Ваша книга «Visitation» поднимает философские проблемы человечества за счёт альтернативной реальности. Как Вы думаете, можно ли контролировать будущее?

– Это очень сложный вопрос: на него писатель может ответить, но не в каких-то четких терминах, которые, возможно, хотелось бы услышать. Думаю, что те, кто занимается искусственным интеллектом, сейчас находятся в самой лучшей позиции для того, чтобы дать информированный ответ на этот вопрос.

Что касается работы писателя, то существует традиционное представление о том, что писатель, как и любой публичный интеллектуал, формирует определенные идеи. Сначала они находят отклик в узком сообществе, но постепенно так же, как на поверхности воды расходятся круги от брошенного камня, эти идеи получают все более и более широкое распространение.

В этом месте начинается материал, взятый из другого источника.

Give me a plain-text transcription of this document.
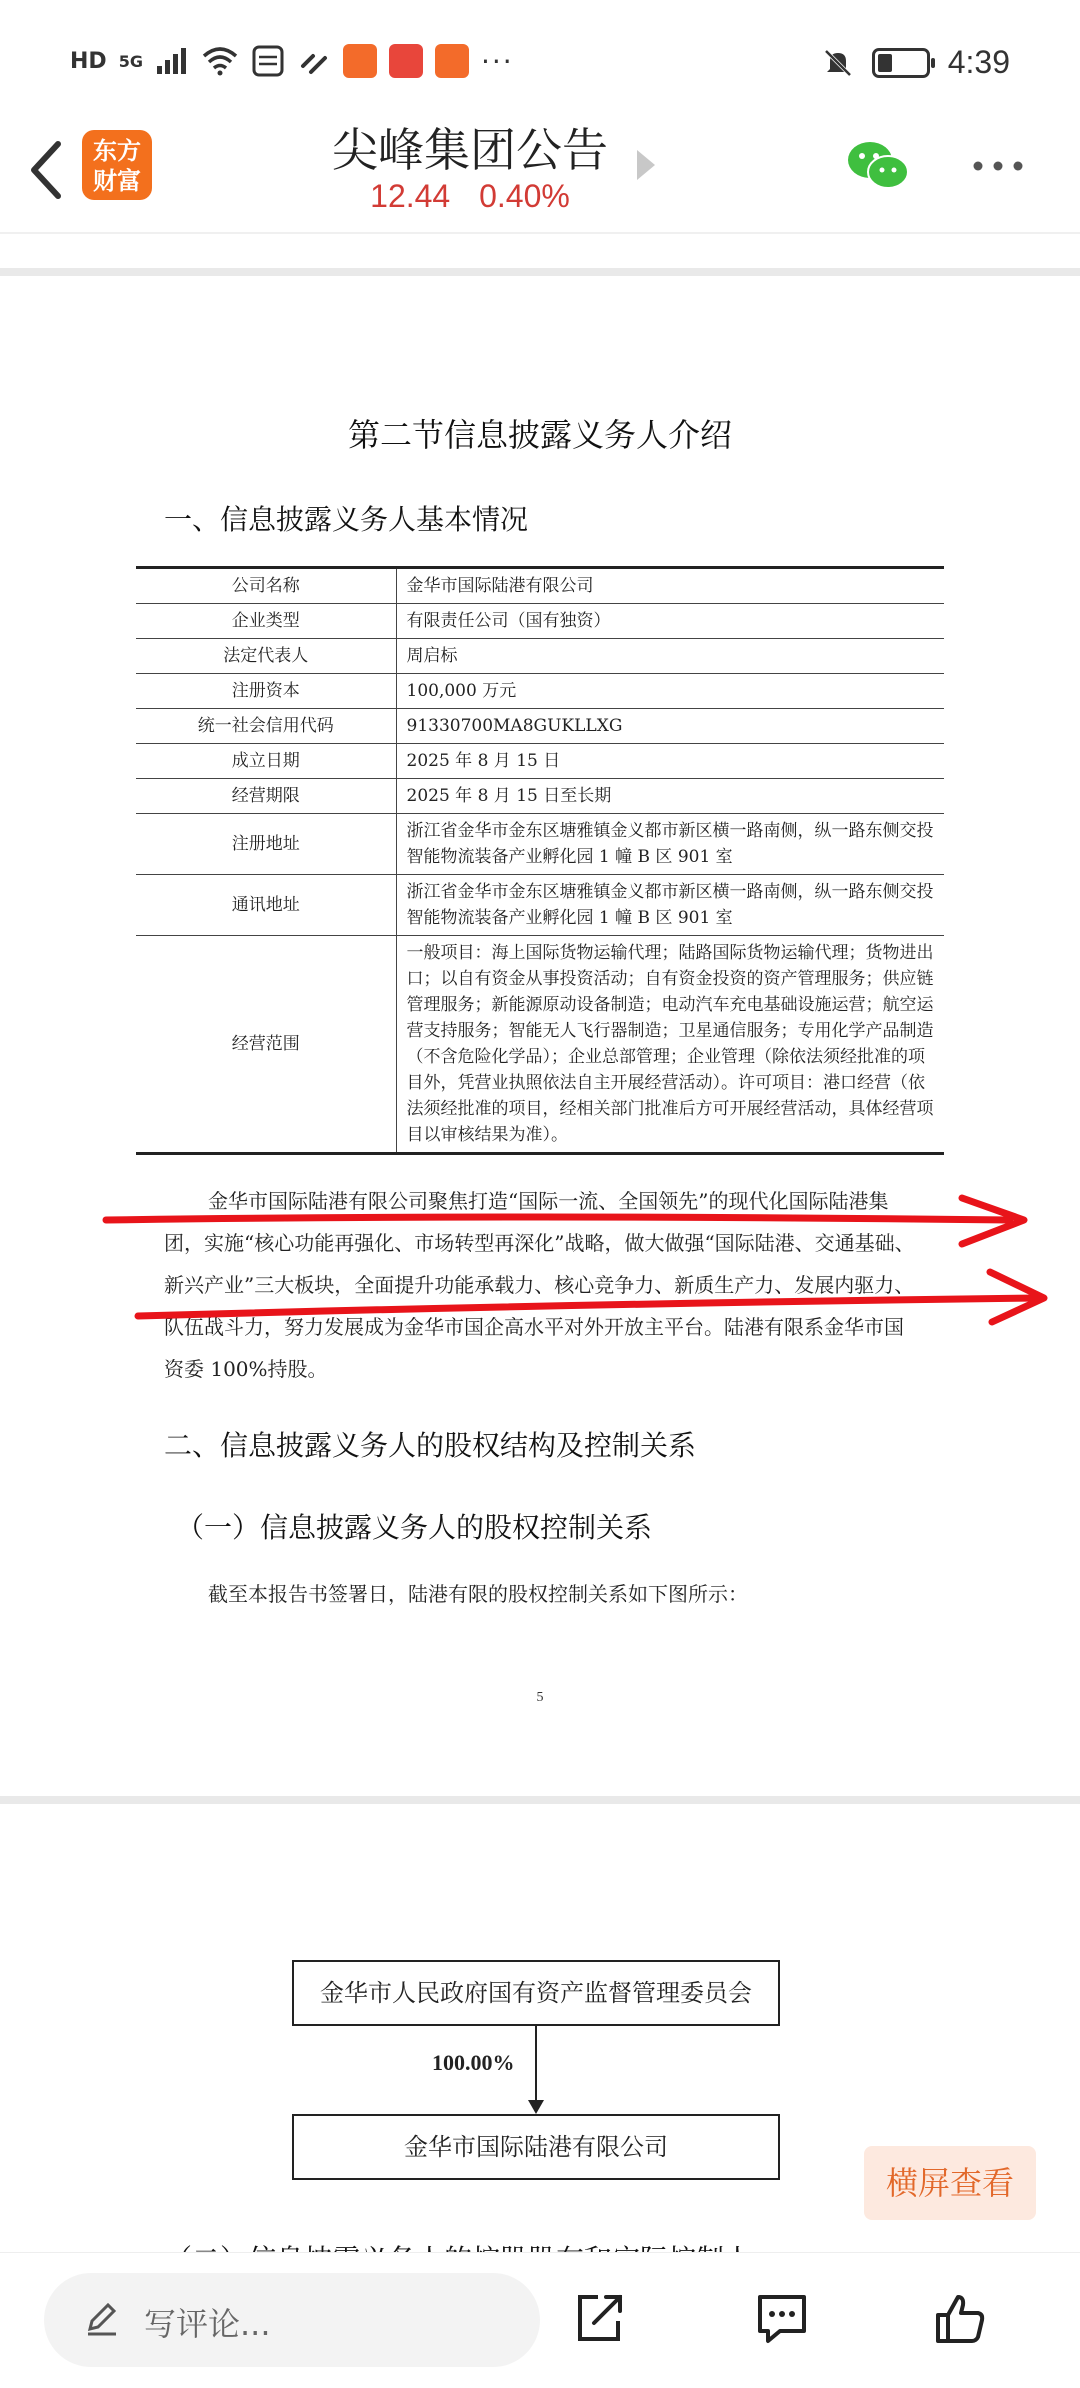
HD 5G	···	4:39
东方
财富
尖峰集团公告
12.44 0.40%
第二节信息披露义务人介绍
一、信息披露义务人基本情况
公司名称	金华市国际陆港有限公司
企业类型	有限责任公司（国有独资）
法定代表人	周启标
注册资本	100,000 万元
统一社会信用代码	91330700MA8GUKLLXG
成立日期	2025 年 8 月 15 日
经营期限	2025 年 8 月 15 日至长期
注册地址	浙江省金华市金东区塘雅镇金义都市新区横一路南侧，纵一路东侧交投智能物流装备产业孵化园 1 幢 B 区 901 室
通讯地址	浙江省金华市金东区塘雅镇金义都市新区横一路南侧，纵一路东侧交投智能物流装备产业孵化园 1 幢 B 区 901 室
经营范围	一般项目：海上国际货物运输代理；陆路国际货物运输代理；货物进出口；以自有资金从事投资活动；自有资金投资的资产管理服务；供应链管理服务；新能源原动设备制造；电动汽车充电基础设施运营；航空运营支持服务；智能无人飞行器制造；卫星通信服务；专用化学产品制造（不含危险化学品）；企业总部管理；企业管理（除依法须经批准的项目外，凭营业执照依法自主开展经营活动）。许可项目：港口经营（依法须经批准的项目，经相关部门批准后方可开展经营活动，具体经营项目以审核结果为准）。
金华市国际陆港有限公司聚焦打造“国际一流、全国领先”的现代化国际陆港集团，实施“核心功能再强化、市场转型再深化”战略，做大做强“国际陆港、交通基础、新兴产业”三大板块，全面提升功能承载力、核心竞争力、新质生产力、发展内驱力、队伍战斗力，努力发展成为金华市国企高水平对外开放主平台。陆港有限系金华市国资委 100%持股。
二、信息披露义务人的股权结构及控制关系
（一）信息披露义务人的股权控制关系
截至本报告书签署日，陆港有限的股权控制关系如下图所示：
5
金华市人民政府国有资产监督管理委员会
100.00%
金华市国际陆港有限公司
横屏查看
写评论...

И иногда становятся общепринятыми, воспринимаются как само собой
разумеющееся. Существует давно ставшее банальностью выражение: писатели –
инженеры человеческих душ. Однако, по сути тот процесс, который я описала, можно назвать социальным инжинирингом. Поэтому да, пусть не напрямую, но все же писатели могут повлиять на те или иные аспекты будущего.

– Ремарк утверждал: «…труднее всего прожить первые семьдесят лет. А дальше дело пойдет на лад». Что вы думаете об этом?

– Мне нравится такой прогноз. Буду иметь его в виду!